The central bank governor said individual depositors would recover their principal amounts before Ramadan in February this year. The government has verbally approved around Tk 50 billion for depositor repayments.

However, total deposits at the affected NBFIs stood at Tk 153.70 billion. Of this amount, Tk 35.25 billion belonged to individual depositors, while Tk 118.45 billion was held by banks and corporate clients, according to central bank data.

Who is responsible for the collapse

The collapse of the institutions reflects a collective failure of auditors, regulators-including Bangladesh Bank and the Bangladesh Securities and Exchange Commission (BSEC)-and company management.
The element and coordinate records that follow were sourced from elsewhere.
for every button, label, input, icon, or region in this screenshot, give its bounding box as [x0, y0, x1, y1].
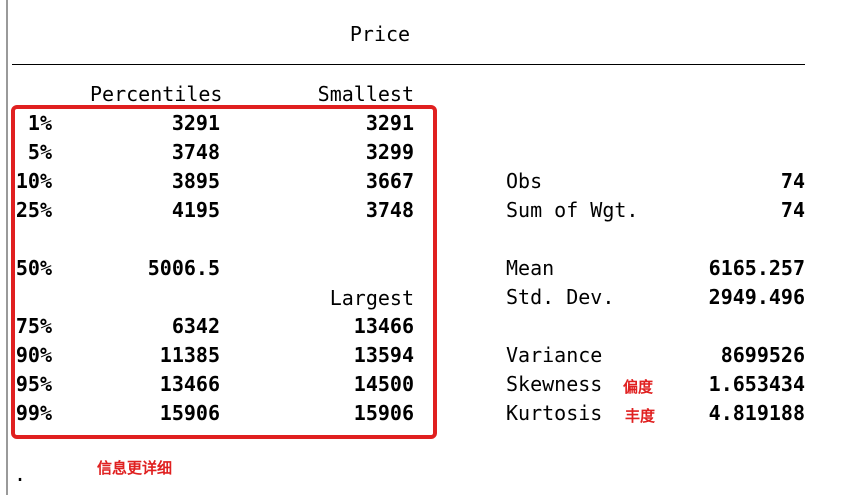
stat-label: Std. Dev. — [506, 285, 615, 309]
percentiles-header: Percentiles — [90, 82, 223, 106]
stat-label: Obs — [506, 169, 543, 193]
stat-value: 4.819188 — [708, 401, 805, 425]
smallest-header: Smallest — [317, 82, 414, 106]
stat-label: Sum of Wgt. — [506, 198, 639, 222]
stat-value: 2949.496 — [708, 285, 805, 309]
stat-value: 74 — [780, 169, 805, 193]
stat-label: Mean — [506, 256, 555, 280]
stat-value: 74 — [780, 198, 805, 222]
stat-value: 1.653434 — [708, 372, 805, 396]
stat-label: Skewness — [506, 372, 603, 396]
title-rule — [12, 64, 805, 65]
percentile-highlight-box — [11, 105, 437, 439]
kurtosis-annotation: 丰度 — [625, 407, 656, 425]
stat-value: 6165.257 — [708, 256, 805, 280]
stat-label: Kurtosis — [506, 401, 603, 425]
detail-annotation: 信息更详细 — [97, 459, 173, 477]
stat-label: Variance — [506, 343, 603, 367]
variable-title: Price — [349, 22, 411, 46]
command-prompt: . — [14, 462, 27, 486]
stat-value: 8699526 — [720, 343, 805, 367]
skewness-annotation: 偏度 — [623, 378, 654, 396]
Investors were misled by financial statements that concealed the true extent of defaulted loans.

"The financial distress is not sudden. The institutions have long been plagued by poor governance and unchecked irregularities," said Salim Afzal Shawon, head of research at BRAC EPL Stock Brokerage.

Auditors and credit rating agencies must be held accountable, and regulators cannot evade responsibility either, Shawon added.

Industry insiders also blame the central bank for approving flawed financial statements and, in many cases, determining the level of loan-loss provisions companies were required to maintain.

Bangladesh Bank spokesperson Arief Hossain Khan recently said the central bank was unable to ensure good governance due to political influence and regulatory limitations during the previous regime.

"Besides, many clients of the companies obtained court orders preventing them from being classified as defaulters," Khan said.

The institutions will be liquidated under the Bank Resolution Ordinance 2025, the country's first comprehensive framework for resolving failing banks and non-bank financial institutions.